I. Etats abrégés des recettes et dépenses du Roi des années 1680 : 1681 : 1682 : 1683 : 1684 : 1685 : 1686 : 1687 : 1688 : 1689 : & 1690 : [6] ff. n. ch. (titre général, titre particulier, table, un f. vierge, titre intermédiaire), 63 ff., [123] ff. n. ch.

II. Etats abrégés des recettes et dépenses du Roi des années 1691 : 1692 : 1693 : 1694 : 1695 : 1696 : 1697 : 1698 : 1699 & 1700 : [170] ff. n. ch.

III. Brefs états des recettes et dépenses du Roi des années 1701, 1702, 1703, 1704, 1705, 1706, 1707, 1708, 1709 et 1710 : [166] ff. n. ch.

IV. Etats abrégés des recettes et dépenses du Roi des années 1711, 1712, 1713, 1714, 1715, 1716, 1717, 1718, 1719 et 1720 : [178] ff. n. ch.

V. Etats abrégés des recettes et dépenses du Roi des années 1721, 1722, 1723, 1724, 1725, 1726, 1727, 1728, 1729 et 1730 : [132] ff. n. ch.

VI. Brefs états des recettes et dépenses du Roi des années 1731, 1732, 1733, 1734, 1735, 1736, 1737, 1738, 1739 et 1740 : [126] ff. n. ch.

VII. Etats détaillés des revenus & dépenses du Roi des années 1741 et 1742 : [41] ff. n. ch., et 168 pp., avec un grand tableau dépliant (Récapitulation générale des recettes et dépenses du Roi de l’année 1742), [17] ff. n. ch. (budget prévisionnel de l’année 1743).

VIII. Recüeil de diverses pièces concernant les finances [regroupant six mémoires] : 1. Etat des charges du Roïaume au 1er janvier 1743 : [6] ff. n. ch., 133 pp., avec un grand tableau dépliant hors texte (Récapitulation de la finance et des gages des charges du Royaume). – 2. Etat général des pensions et des gratifications annuelles accordées par Sa Majesté et assignées sur plusieurs des différentes affaires du Royaume : [14] ff. n. ch., 4 ff. vierges. – 3. Etablissement d’une taxe nommée imposition pour la cavallerie arrestée au Conseil au mois d’aoust 1742, établie dans tout le royaume au mois d’octobre suivant (daté du 4 octobre 1742, [8] ff. n. ch.). – 4. Etat des sommes réelles et effectives entrées au Trésor royal [des créances faites par le Roi] depuis le premier octobre 1740 jusqu’au dernier septembre 1742 : [20] ff. n. ch. – 5. Nouveaux arrangemens faits et arrêtez au mois d’octobre 1742 : [17] ff. n. ch., un f. vierge. – 6. Affaires militaires et de finances (dernier décembre 1742) : [15] ff. n. ch.

IX. Détail général des appointemens fixes des maréchaux de France, des lieutenans généraux des armées, des maréchaux de camp, des brigadiers et des aides de camp, des gouverneurs de provinces, commandans, lieutenans généraux et lieutenans de Roi desdites provinces, gouverneurs particuliers des places, commandans, lieutenans de Roi, majors, aides-majors, et autres officiers des places de guette. Année 1740 : [14] ff. n. ch., 100 ff.

X. Mémoire concernant l’extraordinaire des guerres, année 1740 : [6] ff. n. ch., 128 ff., 11 ff. vierges.

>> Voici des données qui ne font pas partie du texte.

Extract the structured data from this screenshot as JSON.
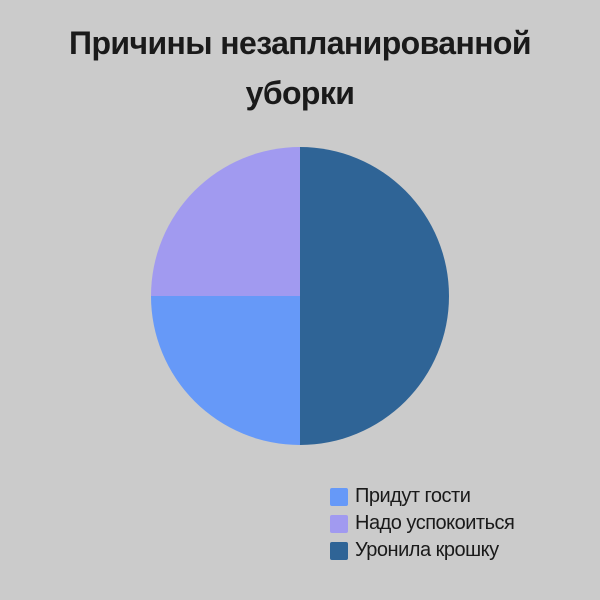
{
  "page": {
    "background_color": "#cbcbcb",
    "text_color": "#1a1a1a"
  },
  "chart_data": {
    "type": "pie",
    "title": "Причины незапланированной уборки",
    "slices": [
      {
        "label": "Придут гости",
        "value_percent": 25,
        "color": "#6699f8"
      },
      {
        "label": "Надо успокоиться",
        "value_percent": 25,
        "color": "#a19af0"
      },
      {
        "label": "Уронила крошку",
        "value_percent": 50,
        "color": "#2f6496"
      }
    ],
    "draw_order": [
      2,
      0,
      1
    ],
    "start_angle_deg": 0,
    "legend_position": "bottom-right",
    "grid": false
  }
}
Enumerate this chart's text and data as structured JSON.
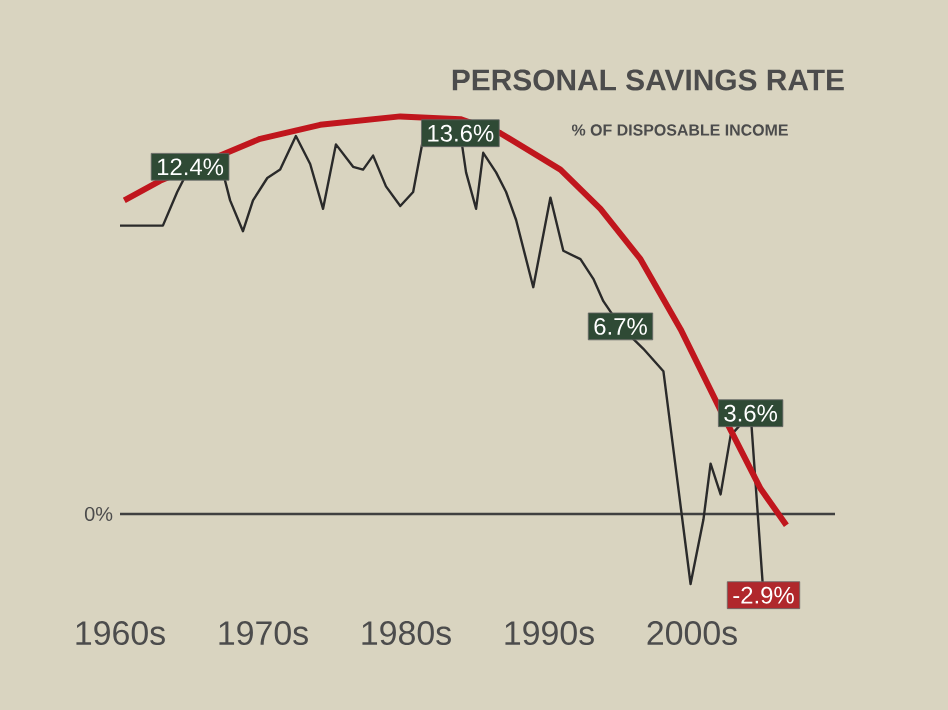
{
  "chart_data": {
    "type": "line",
    "title": "PERSONAL SAVINGS RATE",
    "subtitle": "% OF DISPOSABLE INCOME",
    "xlim": [
      1960,
      2010
    ],
    "xticks": [
      {
        "value": 1960,
        "label": "1960s"
      },
      {
        "value": 1970,
        "label": "1970s"
      },
      {
        "value": 1980,
        "label": "1980s"
      },
      {
        "value": 1990,
        "label": "1990s"
      },
      {
        "value": 2000,
        "label": "2000s"
      }
    ],
    "ref_lines": [
      {
        "axis": "y",
        "value": 0,
        "label": "0%"
      }
    ],
    "series": [
      {
        "color": "#2a2a2a",
        "x": [
          1960.0,
          1963.0,
          1964.0,
          1964.9,
          1967.0,
          1967.7,
          1968.6,
          1969.3,
          1970.3,
          1971.2,
          1972.3,
          1973.3,
          1974.2,
          1975.1,
          1976.3,
          1977.0,
          1977.7,
          1978.6,
          1979.6,
          1980.5,
          1981.2,
          1983.8,
          1984.2,
          1984.9,
          1985.4,
          1986.3,
          1987.0,
          1987.7,
          1988.9,
          1990.1,
          1991.0,
          1992.2,
          1993.1,
          1993.8,
          1995.0,
          1996.6,
          1998.0,
          1999.9,
          2000.8,
          2001.3,
          2002.0,
          2002.7,
          2004.1,
          2005.0
        ],
        "values": [
          10.3,
          10.3,
          11.5,
          12.4,
          12.6,
          11.2,
          10.1,
          11.2,
          12.0,
          12.3,
          13.5,
          12.5,
          10.9,
          13.2,
          12.4,
          12.3,
          12.8,
          11.7,
          11.0,
          11.5,
          13.4,
          13.6,
          12.2,
          10.9,
          12.9,
          12.2,
          11.5,
          10.5,
          8.1,
          11.3,
          9.4,
          9.1,
          8.4,
          7.6,
          6.7,
          5.9,
          5.1,
          -2.5,
          -0.2,
          1.8,
          0.7,
          2.8,
          3.6,
          -2.9
        ],
        "value_labels": [
          null,
          null,
          null,
          "12.4%",
          null,
          null,
          null,
          null,
          null,
          null,
          null,
          null,
          null,
          null,
          null,
          null,
          null,
          null,
          null,
          null,
          null,
          "13.6%",
          null,
          null,
          null,
          null,
          null,
          null,
          null,
          null,
          null,
          null,
          null,
          null,
          "6.7%",
          null,
          null,
          null,
          null,
          null,
          null,
          null,
          "3.6%",
          "-2.9%"
        ]
      },
      {
        "color": "#c0161d",
        "x": [
          1960.3,
          1962.8,
          1969.8,
          1974.0,
          1979.6,
          1983.8,
          1986.6,
          1990.8,
          1993.6,
          1996.4,
          1999.2,
          2002.0,
          2004.8,
          2006.6
        ],
        "values": [
          11.2,
          11.9,
          13.4,
          13.9,
          14.2,
          14.1,
          13.6,
          12.3,
          10.9,
          9.1,
          6.6,
          3.7,
          0.9,
          -0.4
        ]
      }
    ]
  }
}
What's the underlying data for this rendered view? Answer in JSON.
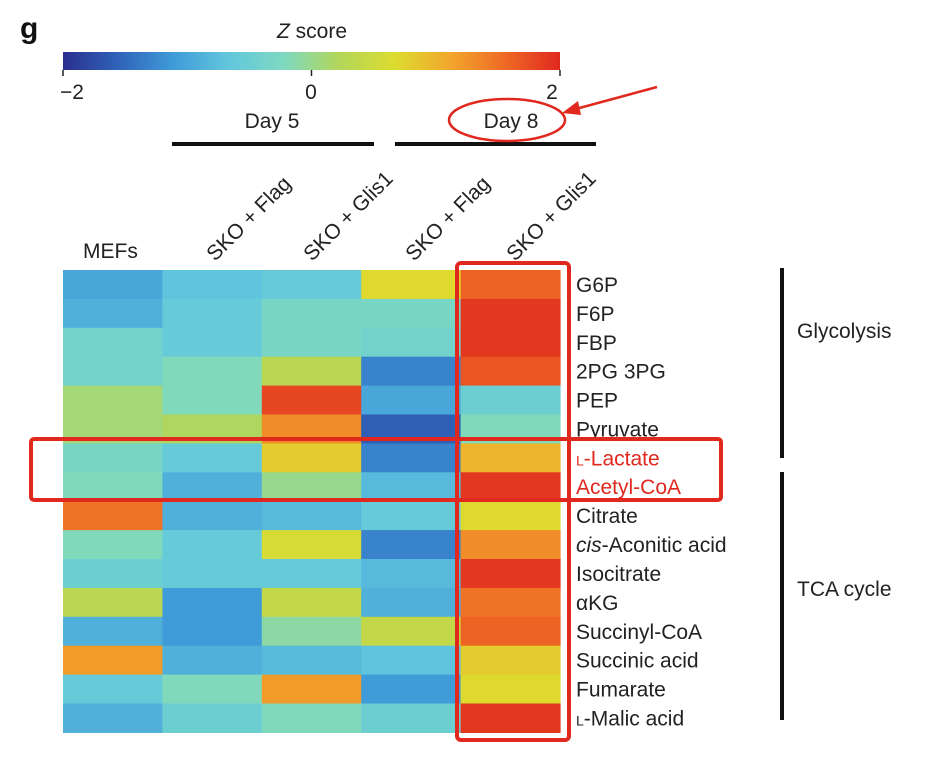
{
  "panel_label": "g",
  "colorbar": {
    "title_italic": "Z",
    "title_rest": " score",
    "min_label": "−2",
    "mid_label": "0",
    "max_label": "2",
    "stops": [
      "#2b2f8e",
      "#2f63b9",
      "#3f9bd8",
      "#62c7dd",
      "#7ed9c0",
      "#b2d65a",
      "#dcdc2f",
      "#f2a72c",
      "#ee6a25",
      "#e0281f"
    ]
  },
  "groups": [
    {
      "label": "Day 5"
    },
    {
      "label": "Day 8"
    }
  ],
  "columns": [
    "MEFs",
    "SKO + Flag",
    "SKO + Glis1",
    "SKO + Flag",
    "SKO + Glis1"
  ],
  "pathways": [
    {
      "label": "Glycolysis"
    },
    {
      "label": "TCA cycle"
    }
  ],
  "highlight_color": "#e0281f",
  "chart_data": {
    "type": "heatmap",
    "title": "Z score",
    "value_range": [
      -2,
      2
    ],
    "columns": [
      "MEFs",
      "SKO + Flag",
      "SKO + Glis1",
      "SKO + Flag",
      "SKO + Glis1"
    ],
    "rows": [
      {
        "prefix": "",
        "italic": "",
        "label": "G6P",
        "highlight": false,
        "values": [
          -1.0,
          -0.7,
          -0.6,
          0.7,
          1.6
        ]
      },
      {
        "prefix": "",
        "italic": "",
        "label": "F6P",
        "highlight": false,
        "values": [
          -0.9,
          -0.6,
          -0.3,
          -0.3,
          1.9
        ]
      },
      {
        "prefix": "",
        "italic": "",
        "label": "FBP",
        "highlight": false,
        "values": [
          -0.4,
          -0.6,
          -0.3,
          -0.4,
          1.9
        ]
      },
      {
        "prefix": "",
        "italic": "",
        "label": "2PG 3PG",
        "highlight": false,
        "values": [
          -0.4,
          -0.2,
          0.3,
          -1.3,
          1.7
        ]
      },
      {
        "prefix": "",
        "italic": "",
        "label": "PEP",
        "highlight": false,
        "values": [
          0.1,
          -0.2,
          1.8,
          -1.0,
          -0.5
        ]
      },
      {
        "prefix": "",
        "italic": "",
        "label": "Pyruvate",
        "highlight": false,
        "values": [
          0.1,
          0.2,
          1.3,
          -1.6,
          -0.2
        ]
      },
      {
        "prefix": "L",
        "italic": "",
        "label": "-Lactate",
        "highlight": true,
        "values": [
          -0.3,
          -0.6,
          0.8,
          -1.3,
          1.0
        ]
      },
      {
        "prefix": "",
        "italic": "",
        "label": "Acetyl-CoA",
        "highlight": true,
        "values": [
          -0.2,
          -0.9,
          0.0,
          -0.8,
          1.9
        ]
      },
      {
        "prefix": "",
        "italic": "",
        "label": "Citrate",
        "highlight": false,
        "values": [
          1.5,
          -0.9,
          -0.8,
          -0.6,
          0.7
        ]
      },
      {
        "prefix": "",
        "italic": "",
        "label": "-Aconitic acid",
        "italic_part": "cis",
        "highlight": false,
        "values": [
          -0.2,
          -0.6,
          0.6,
          -1.3,
          1.3
        ]
      },
      {
        "prefix": "",
        "italic": "",
        "label": "Isocitrate",
        "highlight": false,
        "values": [
          -0.5,
          -0.6,
          -0.6,
          -0.8,
          1.9
        ]
      },
      {
        "prefix": "",
        "italic": "",
        "label": "αKG",
        "highlight": false,
        "values": [
          0.3,
          -1.1,
          0.4,
          -0.9,
          1.5
        ]
      },
      {
        "prefix": "",
        "italic": "",
        "label": "Succinyl-CoA",
        "highlight": false,
        "values": [
          -0.9,
          -1.1,
          -0.1,
          0.4,
          1.6
        ]
      },
      {
        "prefix": "",
        "italic": "",
        "label": "Succinic acid",
        "highlight": false,
        "values": [
          1.2,
          -0.9,
          -0.8,
          -0.7,
          0.8
        ]
      },
      {
        "prefix": "",
        "italic": "",
        "label": "Fumarate",
        "highlight": false,
        "values": [
          -0.6,
          -0.2,
          1.2,
          -1.1,
          0.7
        ]
      },
      {
        "prefix": "L",
        "italic": "",
        "label": "-Malic acid",
        "highlight": false,
        "values": [
          -0.9,
          -0.5,
          -0.2,
          -0.5,
          1.9
        ]
      }
    ]
  }
}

XI. Détail des l’artillerie de France. – Détail des fortifications de France : [16] ff. n. ch., [204] pp. mal chiffrées 203, avec un grand tableau dépliant hors texte (Etat de l’artillerie de France, contenant en total les appointemens des officiers, et la quantité de canons de fonte, de fer, et de mortier qui sont dans chaque place de guerre), 5 ff. vierges.

XII. Marine et gallères, année 1742 : [6] ff. n. ch., 154 pp., 6 ff. vierges.